— Арищи, стой! Теперь мы знаем, арищи, кто такое есть наши фицера — а!
Припало непрочное затишье.
— Мы за офицеров молчали пока — а… Мы ихней маски касаться не хотели!.. Но теперь они сами с себя эту маску содрали. Теперь, арищи, мы знаем… Но только мы не станем свои руки марать об гада… мы его заарестуем, арищи, и предадим на наш справедливый революционный суд!
Новая корча злобного галдежа прошлась… Одни кричали «правильно», другие продолжали осатанело рыть матерыми плечами тесноту, со зловещим упорством продираясь к бочке. Но винтовки уже скапливались вокруг Зинченко внушительной железной стражей.
— Тут, братишки, не один Свинчугов у нас!..
Визгом въелся из‑под ног Зинченко щуплый, с ухарским чубом, в приплюснутой бескозырке, такой же ядовито-ревностный, как тот, гаджибейский:
— Тут самая контра собралась со всего флоту! И самый злостный корень, со старого режиму и по настоящее время, есть наш капитан Мангалов… которого давно бы из бригады за все его фабулы… поганой метлой по глазам!
— Р-раво! — восторженно забушевало скопище.
Шелехова, к его радости, выбросило прямо на витязевских, которые жались вместе: длинный, мрачно-жуликоватый Каяндин, подслеповатый моторист Кузубов, Опанасенко, бирилевский вестовой Хрущ. Они тоже наперебой, горделиво орали «вон» и «долой». Перед Шелеховым расступились гостеприимно, укрывая его в свою сердце- вину. Кузубов расцвел, скалился по-праздничному:
— Вот до спектакля дожили, чего дороже нет в жизни!

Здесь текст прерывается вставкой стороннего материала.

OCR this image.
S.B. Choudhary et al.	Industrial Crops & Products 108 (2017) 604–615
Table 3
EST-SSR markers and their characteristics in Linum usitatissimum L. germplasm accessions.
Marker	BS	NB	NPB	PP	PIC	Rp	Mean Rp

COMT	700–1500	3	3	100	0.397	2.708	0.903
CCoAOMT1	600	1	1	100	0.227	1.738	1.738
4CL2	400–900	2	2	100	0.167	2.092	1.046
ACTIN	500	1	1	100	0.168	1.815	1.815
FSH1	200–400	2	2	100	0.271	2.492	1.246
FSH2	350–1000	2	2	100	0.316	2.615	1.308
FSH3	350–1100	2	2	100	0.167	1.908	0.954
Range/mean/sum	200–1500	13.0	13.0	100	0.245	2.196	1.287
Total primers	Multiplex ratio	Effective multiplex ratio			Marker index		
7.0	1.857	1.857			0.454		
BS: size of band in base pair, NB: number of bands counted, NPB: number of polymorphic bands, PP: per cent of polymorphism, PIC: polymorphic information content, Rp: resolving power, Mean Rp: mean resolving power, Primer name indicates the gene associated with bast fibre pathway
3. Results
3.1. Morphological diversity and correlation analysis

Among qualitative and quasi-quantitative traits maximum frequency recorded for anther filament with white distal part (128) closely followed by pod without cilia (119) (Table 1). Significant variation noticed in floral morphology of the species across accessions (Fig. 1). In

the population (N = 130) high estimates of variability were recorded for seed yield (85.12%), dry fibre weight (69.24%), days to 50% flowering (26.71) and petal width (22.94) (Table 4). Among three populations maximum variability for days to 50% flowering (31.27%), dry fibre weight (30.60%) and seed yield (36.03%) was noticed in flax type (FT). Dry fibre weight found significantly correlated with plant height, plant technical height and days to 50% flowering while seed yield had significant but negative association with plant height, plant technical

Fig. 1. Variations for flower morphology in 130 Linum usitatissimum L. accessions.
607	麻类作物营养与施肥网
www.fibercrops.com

Зинченко спокойно командовал — в упор, в лютые бессчетные глаза:
— Арищи! Если вся бригада выражает согласие, то мы своею властью постановляем: сместить Мангалова, бывшего капитана… уволить из бригады совсем.
— По шеям!
— Лобовича командиром!
— Лобовича!
Кто‑то кинул негромкий одинокий голос, отчего толпа на миг беззвучно и ошеломленно притаилась. Даже слышно стало, как орудийно-глухо сотрясается от шторма земля.
— Что, что? — задергал Хруща недослышавший Шелехов.

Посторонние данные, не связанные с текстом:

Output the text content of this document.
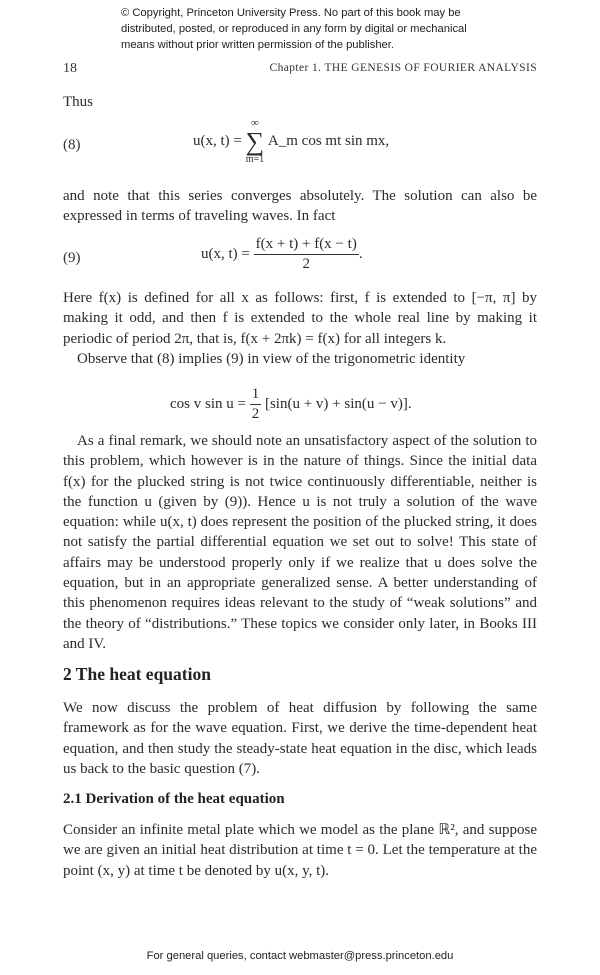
© Copyright, Princeton University Press. No part of this book may be
distributed, posted, or reproduced in any form by digital or mechanical
means without prior written permission of the publisher.
18	Chapter 1. THE GENESIS OF FOURIER ANALYSIS
Thus
(8)	u(x, t) =
∞
∑
m=1
A_m cos mt sin mx,

and note that this series converges absolutely. The solution can also be expressed in terms of traveling waves. In fact

(9)	u(x, $t) = \frac{f(x + t) + f(x - t)}{2}$ .

Here f(x) is defined for all x as follows: first, f is extended to [−π, π] by making it odd, and then f is extended to the whole real line by making it periodic of period 2π, that is, f(x + 2πk) = f(x) for all integers k.

Observe that (8) implies (9) in view of the trigonometric identity

cos v $\sin u = \frac{1}{2} [\sin(u + v) + \sin(u - v)]$.

As a final remark, we should note an unsatisfactory aspect of the solution to this problem, which however is in the nature of things. Since the initial data f(x) for the plucked string is not twice continuously differentiable, neither is the function u (given by (9)). Hence u is not truly a solution of the wave equation: while u(x, t) does represent the position of the plucked string, it does not satisfy the partial differential equation we set out to solve! This state of affairs may be understood properly only if we realize that u does solve the equation, but in an appropriate generalized sense. A better understanding of this phenomenon requires ideas relevant to the study of “weak solutions” and the theory of “distributions.” These topics we consider only later, in Books III and IV.

2 The heat equation

We now discuss the problem of heat diffusion by following the same framework as for the wave equation. First, we derive the time-dependent heat equation, and then study the steady-state heat equation in the disc, which leads us back to the basic question (7).

2.1 Derivation of the heat equation

Consider an infinite metal plate which we model as the plane ℝ², and suppose we are given an initial heat distribution at time t = 0. Let the temperature at the point (x, y) at time t be denoted by u(x, y, t).

For general queries, contact webmaster@press.princeton.edu
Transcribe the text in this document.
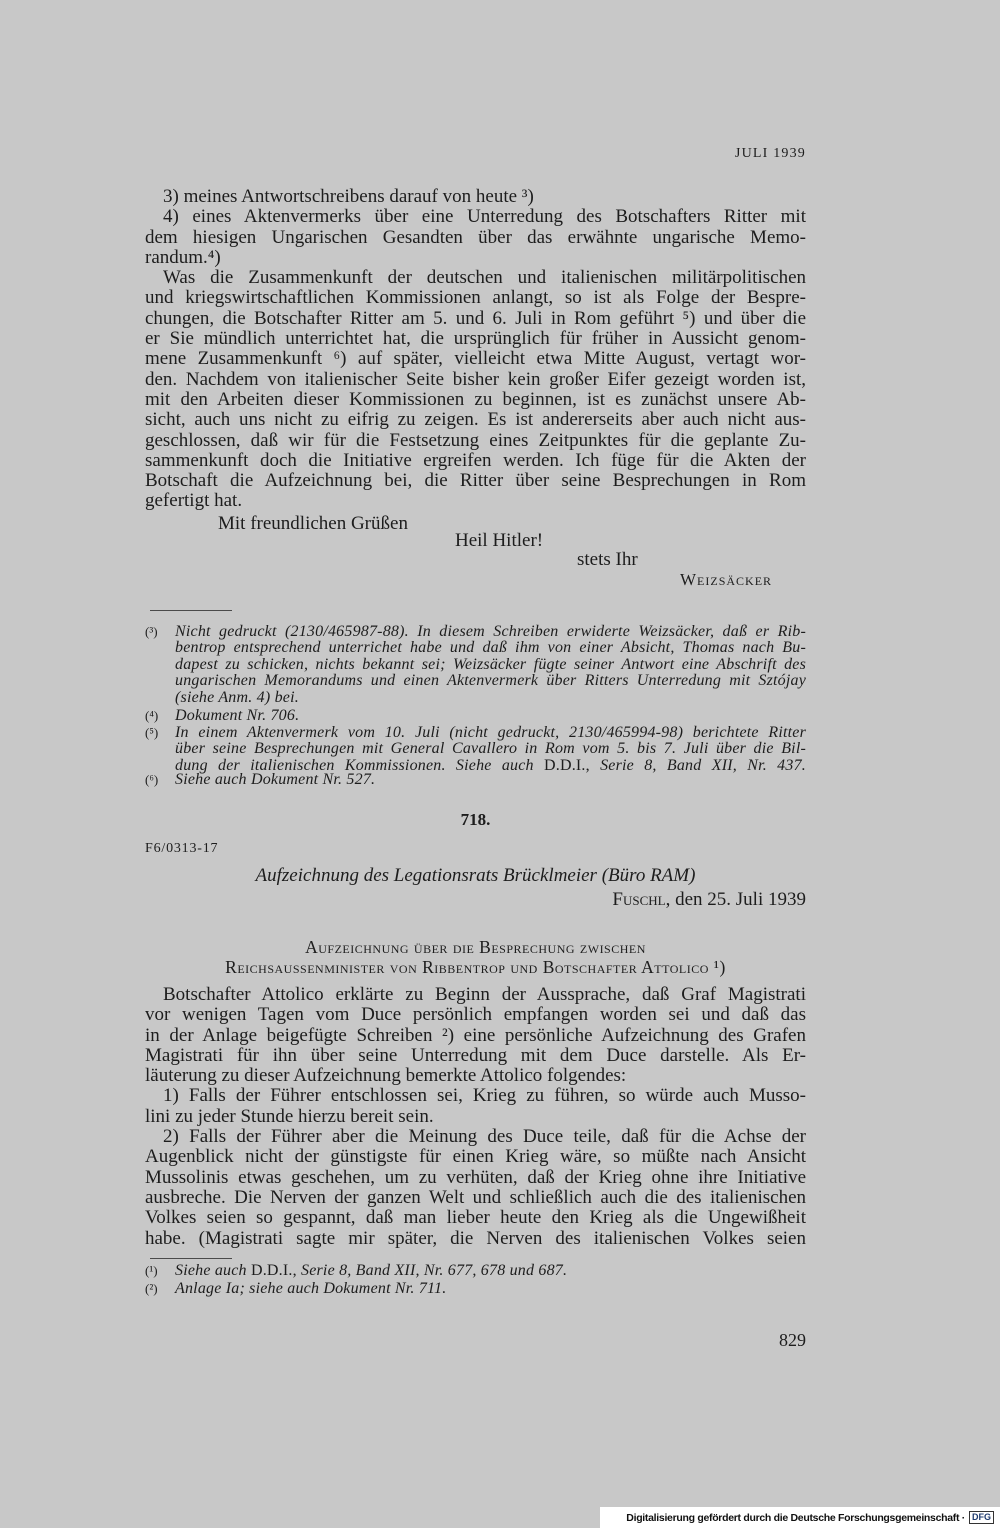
JULI 1939
3) meines Antwortschreibens darauf von heute ³)
4) eines Aktenvermerks über eine Unterredung des Botschafters Ritter mit
dem hiesigen Ungarischen Gesandten über das erwähnte ungarische Memo-
randum.⁴)
Was die Zusammenkunft der deutschen und italienischen militärpolitischen
und kriegswirtschaftlichen Kommissionen anlangt, so ist als Folge der Bespre-
chungen, die Botschafter Ritter am 5. und 6. Juli in Rom geführt ⁵) und über die
er Sie mündlich unterrichtet hat, die ursprünglich für früher in Aussicht genom-
mene Zusammenkunft ⁶) auf später, vielleicht etwa Mitte August, vertagt wor-
den. Nachdem von italienischer Seite bisher kein großer Eifer gezeigt worden ist,
mit den Arbeiten dieser Kommissionen zu beginnen, ist es zunächst unsere Ab-
sicht, auch uns nicht zu eifrig zu zeigen. Es ist andererseits aber auch nicht aus-
geschlossen, daß wir für die Festsetzung eines Zeitpunktes für die geplante Zu-
sammenkunft doch die Initiative ergreifen werden. Ich füge für die Akten der
Botschaft die Aufzeichnung bei, die Ritter über seine Besprechungen in Rom
gefertigt hat.
Mit freundlichen Grüßen
Heil Hitler!
stets Ihr
Weizsäcker
(³) Nicht gedruckt (2130/465987-88). In diesem Schreiben erwiderte Weizsäcker, daß er Rib-
bentrop entsprechend unterrichet habe und daß ihm von einer Absicht, Thomas nach Bu-
dapest zu schicken, nichts bekannt sei; Weizsäcker fügte seiner Antwort eine Abschrift des
ungarischen Memorandums und einen Aktenvermerk über Ritters Unterredung mit Sztójay
(siehe Anm. 4) bei.
(⁴) Dokument Nr. 706.
(⁵) In einem Aktenvermerk vom 10. Juli (nicht gedruckt, 2130/465994-98) berichtete Ritter
über seine Besprechungen mit General Cavallero in Rom vom 5. bis 7. Juli über die Bil-
dung der italienischen Kommissionen. Siehe auch D.D.I., Serie 8, Band XII, Nr. 437.
(⁶) Siehe auch Dokument Nr. 527.
718.
F6/0313-17
Aufzeichnung des Legationsrats Brücklmeier (Büro RAM)
Fuschl, den 25. Juli 1939
Aufzeichnung über die Besprechung zwischen
Reichsaussenminister von Ribbentrop und Botschafter Attolico ¹)
Botschafter Attolico erklärte zu Beginn der Aussprache, daß Graf Magistrati
vor wenigen Tagen vom Duce persönlich empfangen worden sei und daß das
in der Anlage beigefügte Schreiben ²) eine persönliche Aufzeichnung des Grafen
Magistrati für ihn über seine Unterredung mit dem Duce darstelle. Als Er-
läuterung zu dieser Aufzeichnung bemerkte Attolico folgendes:
1) Falls der Führer entschlossen sei, Krieg zu führen, so würde auch Musso-
lini zu jeder Stunde hierzu bereit sein.
2) Falls der Führer aber die Meinung des Duce teile, daß für die Achse der
Augenblick nicht der günstigste für einen Krieg wäre, so müßte nach Ansicht
Mussolinis etwas geschehen, um zu verhüten, daß der Krieg ohne ihre Initiative
ausbreche. Die Nerven der ganzen Welt und schließlich auch die des italienischen
Volkes seien so gespannt, daß man lieber heute den Krieg als die Ungewißheit
habe. (Magistrati sagte mir später, die Nerven des italienischen Volkes seien
(¹) Siehe auch D.D.I., Serie 8, Band XII, Nr. 677, 678 und 687.
(²) Anlage Ia; siehe auch Dokument Nr. 711.
829
Digitalisierung gefördert durch die Deutsche Forschungsgemeinschaft · DFG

— Тот… Лобович сказал, что добровольцем пойдет с ударниками… заместо Свинчугова, на «Джузеппе».
— Добровольцем?
Шелехов мигал заболевшими внезапно, застелившимися глазами. Гордость за другого человека, как за самого себя, пронзила, остановила дыхание. Или не гордость, другое что?.. Проспал, проспал, недоглядел чего‑то, что само давалось в руки, — а поезда уже не догнать, мчится и ликует где‑то за тысячу верст впереди!.. Почему Лобович это сказал, а не он? Тот самый Лобович, что имел обыкновение в белом с иголочки костюме, блудно поматывая бедрами, фокстерьерничать по Нахимовскому…
Напряжение, сцеплявшее его в одно с толпой, вдруг горько подсеклось, повяло. Гомон голосов, упорно выкрикивающих теперь Маркушину фамилию, бился в ушах постыло, утомительно. Вместо Лобовича матросы требовали Маркушу… Каяндин по-озорному орал наперекор: Шелехова!
— Шелехова-а!
Витязевские, буйно обрадовавшись, подхватили, взревели так рьяно и оглушительно, что Шелехова скорчило от стыда. Кузубов, несмотря на умоляющие одергивания Шелехова, при нем же нахваливал его окружающим.
— Он у нас в бригаде самый народный, первый из всех демократ, его за это Мангалов все время от народа затирал, на «Витязь» сослал, чтоб от народа подальше…
Но — или недослышали впереди, или стерлось многое с лета из матросской памяти… Маркушу триумфально избрали командиром «Качи». Он показался на минуту над толпой, поднятый на многих руках, с выпученными прямо над собой, как на параде, обеспамятевшими глазами, держа на отлете фуражку в руке и так закаменев, словно для моментального высокоторжественного снимка. Половодье митинга явно пошло на убыль. Да и короткий день переломился за полдень, ближе к сумеркам, а впереди еще предстояло провести корабль через злобствующий шторм, ошвартоваться в Севастополе. Оттягивать до завтрашнего дня не хотело большинство. Постановление о переходе бригады в город, для формы оглашенное напоследок Зинченко, было подхвачено поспешным, злобно ликующим «ура»… И народ врассыпную пошел по кораблям.